Dem von der Beschwerdeführerin angestellten Vergleich mit der Darlehensgebühr ist ferner entgegenzuhalten, daß selbst die Anwendung unterschiedlicher Steuergesetze auf denselben Sachverhalt grundsätzlich nicht ausgeschlossen wäre (vgl. das Erkenntnis vom , 92/16/0010, 0036). Tatsächlich unterliegt der Gebühr aber die tatsächliche Zuzählung des dargeliehenen Betrages, während bei der Gesellschaftsteuer nicht die Begründung der freiwilligen Übernahmsverpflichtung, sondern erst deren Erfüllung, also das tatsächliche Bewirken der Leistung (hier: die fortlaufende Überlassung der Darlehensvaluta zur Nutzung) den Steuertatbestand auslöst (vgl. das Erkenntnis vom , 94/16/0121, 0122).

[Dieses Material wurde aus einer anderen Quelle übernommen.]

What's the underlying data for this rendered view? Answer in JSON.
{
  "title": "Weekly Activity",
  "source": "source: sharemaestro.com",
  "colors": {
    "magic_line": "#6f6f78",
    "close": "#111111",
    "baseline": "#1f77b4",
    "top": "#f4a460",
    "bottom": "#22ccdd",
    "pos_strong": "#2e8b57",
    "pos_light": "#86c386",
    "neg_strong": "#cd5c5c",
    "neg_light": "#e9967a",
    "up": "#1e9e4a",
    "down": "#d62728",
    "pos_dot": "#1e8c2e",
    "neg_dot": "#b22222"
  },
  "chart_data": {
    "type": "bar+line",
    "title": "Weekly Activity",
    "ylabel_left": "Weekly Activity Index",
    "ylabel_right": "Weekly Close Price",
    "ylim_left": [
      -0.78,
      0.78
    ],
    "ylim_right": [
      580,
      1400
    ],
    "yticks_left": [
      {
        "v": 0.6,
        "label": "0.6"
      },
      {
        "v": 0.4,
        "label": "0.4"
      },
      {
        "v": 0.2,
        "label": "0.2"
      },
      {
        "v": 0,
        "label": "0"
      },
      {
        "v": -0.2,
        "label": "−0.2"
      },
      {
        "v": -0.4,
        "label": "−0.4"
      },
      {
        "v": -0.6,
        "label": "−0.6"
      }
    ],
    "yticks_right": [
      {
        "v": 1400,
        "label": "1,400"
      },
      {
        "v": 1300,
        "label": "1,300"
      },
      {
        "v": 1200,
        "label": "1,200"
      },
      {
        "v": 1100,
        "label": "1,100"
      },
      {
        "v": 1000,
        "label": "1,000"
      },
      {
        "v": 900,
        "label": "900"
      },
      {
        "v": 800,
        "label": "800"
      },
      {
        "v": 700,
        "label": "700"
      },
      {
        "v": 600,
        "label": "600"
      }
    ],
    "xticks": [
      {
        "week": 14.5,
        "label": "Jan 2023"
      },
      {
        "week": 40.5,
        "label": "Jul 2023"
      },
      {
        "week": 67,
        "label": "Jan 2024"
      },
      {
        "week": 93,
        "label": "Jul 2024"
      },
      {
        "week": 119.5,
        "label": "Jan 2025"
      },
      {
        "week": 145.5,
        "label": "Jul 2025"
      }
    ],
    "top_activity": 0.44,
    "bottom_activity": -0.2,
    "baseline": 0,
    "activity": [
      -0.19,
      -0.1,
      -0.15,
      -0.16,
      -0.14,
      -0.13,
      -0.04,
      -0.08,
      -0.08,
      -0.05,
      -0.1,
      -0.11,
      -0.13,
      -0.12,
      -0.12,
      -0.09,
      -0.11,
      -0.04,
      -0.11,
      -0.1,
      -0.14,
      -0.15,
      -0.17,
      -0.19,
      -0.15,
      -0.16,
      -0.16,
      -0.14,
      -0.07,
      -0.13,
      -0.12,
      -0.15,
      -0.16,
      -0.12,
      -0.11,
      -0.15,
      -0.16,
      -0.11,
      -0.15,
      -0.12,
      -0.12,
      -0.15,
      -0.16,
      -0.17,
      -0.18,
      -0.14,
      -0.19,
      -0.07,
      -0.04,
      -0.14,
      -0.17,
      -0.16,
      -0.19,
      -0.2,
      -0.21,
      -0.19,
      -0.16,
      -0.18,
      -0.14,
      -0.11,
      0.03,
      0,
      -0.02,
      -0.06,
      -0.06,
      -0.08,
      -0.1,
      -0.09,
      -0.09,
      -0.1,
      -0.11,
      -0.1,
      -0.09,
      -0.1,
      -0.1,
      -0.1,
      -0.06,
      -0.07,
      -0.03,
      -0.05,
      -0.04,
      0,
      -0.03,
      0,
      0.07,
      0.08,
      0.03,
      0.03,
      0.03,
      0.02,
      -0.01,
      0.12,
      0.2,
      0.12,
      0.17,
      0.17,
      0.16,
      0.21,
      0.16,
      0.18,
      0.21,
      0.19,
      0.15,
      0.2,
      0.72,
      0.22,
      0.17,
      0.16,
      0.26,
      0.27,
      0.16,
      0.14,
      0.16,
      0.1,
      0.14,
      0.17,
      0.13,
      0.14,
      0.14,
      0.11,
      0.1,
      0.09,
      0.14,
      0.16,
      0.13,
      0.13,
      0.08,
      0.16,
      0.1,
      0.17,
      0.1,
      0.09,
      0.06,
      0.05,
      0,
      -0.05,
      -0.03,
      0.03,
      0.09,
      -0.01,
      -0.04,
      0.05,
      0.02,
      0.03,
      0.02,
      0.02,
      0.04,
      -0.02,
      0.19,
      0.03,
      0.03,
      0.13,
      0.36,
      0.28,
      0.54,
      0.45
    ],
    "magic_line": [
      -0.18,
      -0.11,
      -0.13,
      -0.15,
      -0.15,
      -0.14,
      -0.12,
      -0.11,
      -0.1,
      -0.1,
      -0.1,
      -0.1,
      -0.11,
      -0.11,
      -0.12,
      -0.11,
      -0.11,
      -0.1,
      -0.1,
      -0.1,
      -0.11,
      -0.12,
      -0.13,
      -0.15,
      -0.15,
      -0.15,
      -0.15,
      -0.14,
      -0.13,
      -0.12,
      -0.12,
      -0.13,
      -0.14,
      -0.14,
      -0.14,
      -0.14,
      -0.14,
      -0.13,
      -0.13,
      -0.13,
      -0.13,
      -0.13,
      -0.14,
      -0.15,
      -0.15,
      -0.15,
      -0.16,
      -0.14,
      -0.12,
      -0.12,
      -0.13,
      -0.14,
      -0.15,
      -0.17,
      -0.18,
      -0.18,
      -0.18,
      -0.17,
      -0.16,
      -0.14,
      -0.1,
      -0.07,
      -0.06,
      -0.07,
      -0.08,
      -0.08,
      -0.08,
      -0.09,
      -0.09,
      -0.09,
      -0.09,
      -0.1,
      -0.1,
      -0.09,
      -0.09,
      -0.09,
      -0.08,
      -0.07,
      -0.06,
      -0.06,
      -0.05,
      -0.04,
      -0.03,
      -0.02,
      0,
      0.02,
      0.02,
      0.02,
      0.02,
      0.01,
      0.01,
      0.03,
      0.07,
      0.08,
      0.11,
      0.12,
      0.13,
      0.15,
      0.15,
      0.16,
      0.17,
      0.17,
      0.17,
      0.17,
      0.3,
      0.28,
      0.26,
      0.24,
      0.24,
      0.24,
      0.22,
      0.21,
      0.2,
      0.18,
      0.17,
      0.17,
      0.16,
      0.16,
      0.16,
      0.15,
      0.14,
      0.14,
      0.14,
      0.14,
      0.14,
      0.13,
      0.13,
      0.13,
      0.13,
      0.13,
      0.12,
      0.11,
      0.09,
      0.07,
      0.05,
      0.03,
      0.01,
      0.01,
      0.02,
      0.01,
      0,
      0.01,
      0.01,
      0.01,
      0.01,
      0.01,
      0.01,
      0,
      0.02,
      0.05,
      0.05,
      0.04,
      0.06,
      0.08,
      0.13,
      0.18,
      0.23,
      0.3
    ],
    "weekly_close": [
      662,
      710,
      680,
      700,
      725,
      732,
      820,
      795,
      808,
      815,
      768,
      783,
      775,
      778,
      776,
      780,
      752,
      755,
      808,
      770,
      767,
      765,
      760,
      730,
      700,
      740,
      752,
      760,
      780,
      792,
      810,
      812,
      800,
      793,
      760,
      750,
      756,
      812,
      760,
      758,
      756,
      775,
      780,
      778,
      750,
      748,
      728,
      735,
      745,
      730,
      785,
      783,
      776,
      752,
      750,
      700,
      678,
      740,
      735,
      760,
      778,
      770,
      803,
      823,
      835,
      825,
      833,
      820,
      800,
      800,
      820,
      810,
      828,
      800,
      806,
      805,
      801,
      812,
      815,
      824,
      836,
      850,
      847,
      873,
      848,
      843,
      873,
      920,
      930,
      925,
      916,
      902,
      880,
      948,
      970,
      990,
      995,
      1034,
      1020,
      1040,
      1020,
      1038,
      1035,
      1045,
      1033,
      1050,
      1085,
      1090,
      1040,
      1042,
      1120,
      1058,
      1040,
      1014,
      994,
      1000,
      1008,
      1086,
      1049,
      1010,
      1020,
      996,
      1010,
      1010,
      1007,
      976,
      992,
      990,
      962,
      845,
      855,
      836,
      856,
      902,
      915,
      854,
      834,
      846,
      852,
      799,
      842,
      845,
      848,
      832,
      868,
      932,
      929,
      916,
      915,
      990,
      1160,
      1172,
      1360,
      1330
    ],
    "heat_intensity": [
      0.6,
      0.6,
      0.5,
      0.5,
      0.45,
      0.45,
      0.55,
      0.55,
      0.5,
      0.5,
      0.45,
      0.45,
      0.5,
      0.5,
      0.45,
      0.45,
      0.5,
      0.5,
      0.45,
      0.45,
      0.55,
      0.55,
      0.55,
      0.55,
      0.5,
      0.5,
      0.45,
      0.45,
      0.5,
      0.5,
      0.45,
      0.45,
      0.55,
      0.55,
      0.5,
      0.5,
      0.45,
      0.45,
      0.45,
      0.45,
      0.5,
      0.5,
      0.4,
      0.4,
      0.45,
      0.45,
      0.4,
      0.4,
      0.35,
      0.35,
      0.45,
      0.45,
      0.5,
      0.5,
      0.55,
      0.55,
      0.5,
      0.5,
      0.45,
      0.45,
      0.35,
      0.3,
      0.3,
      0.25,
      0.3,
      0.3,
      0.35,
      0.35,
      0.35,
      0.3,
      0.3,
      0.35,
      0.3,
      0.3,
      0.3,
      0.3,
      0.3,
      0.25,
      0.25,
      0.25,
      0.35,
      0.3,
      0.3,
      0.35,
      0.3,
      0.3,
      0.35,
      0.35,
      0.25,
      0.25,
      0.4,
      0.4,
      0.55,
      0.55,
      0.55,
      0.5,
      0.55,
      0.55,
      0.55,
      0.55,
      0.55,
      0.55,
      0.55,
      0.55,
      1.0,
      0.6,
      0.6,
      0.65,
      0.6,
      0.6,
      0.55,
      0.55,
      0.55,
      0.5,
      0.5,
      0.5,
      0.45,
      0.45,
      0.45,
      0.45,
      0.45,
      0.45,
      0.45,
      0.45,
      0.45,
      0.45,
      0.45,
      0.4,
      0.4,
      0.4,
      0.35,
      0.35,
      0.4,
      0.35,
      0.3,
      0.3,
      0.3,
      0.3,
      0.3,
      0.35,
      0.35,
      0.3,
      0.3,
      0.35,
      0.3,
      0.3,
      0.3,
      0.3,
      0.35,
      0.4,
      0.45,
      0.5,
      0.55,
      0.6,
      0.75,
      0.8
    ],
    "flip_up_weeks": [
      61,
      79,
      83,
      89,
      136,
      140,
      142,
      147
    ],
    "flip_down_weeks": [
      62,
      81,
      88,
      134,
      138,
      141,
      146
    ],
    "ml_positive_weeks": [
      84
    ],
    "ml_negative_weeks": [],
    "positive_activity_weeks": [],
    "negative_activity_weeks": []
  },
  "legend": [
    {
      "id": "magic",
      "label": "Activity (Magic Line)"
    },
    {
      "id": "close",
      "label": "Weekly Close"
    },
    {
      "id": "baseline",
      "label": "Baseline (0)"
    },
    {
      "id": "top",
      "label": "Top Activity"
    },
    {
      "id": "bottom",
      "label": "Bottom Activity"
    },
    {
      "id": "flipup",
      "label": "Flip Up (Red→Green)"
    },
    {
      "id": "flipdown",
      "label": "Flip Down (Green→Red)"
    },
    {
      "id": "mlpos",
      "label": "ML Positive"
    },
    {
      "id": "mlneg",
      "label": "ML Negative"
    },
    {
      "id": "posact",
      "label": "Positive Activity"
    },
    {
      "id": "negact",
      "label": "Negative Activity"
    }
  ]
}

Abgesehen davon, daß die Frage einer allfälligen Doppelbesteuerung im Hinblick auf § 15 Abs. 3 GebG im Gebührenbemessungsverfahren zu lösen wäre, ist eine - für das Eingreifen der Abgrenzungsvorschrift des § 15 Abs. 3 GebG vorausgesetzte (vgl. z.B. das Erkenntnis vom , 87/15/0082) - Identität des Rechtsvorganges somit nicht gegeben.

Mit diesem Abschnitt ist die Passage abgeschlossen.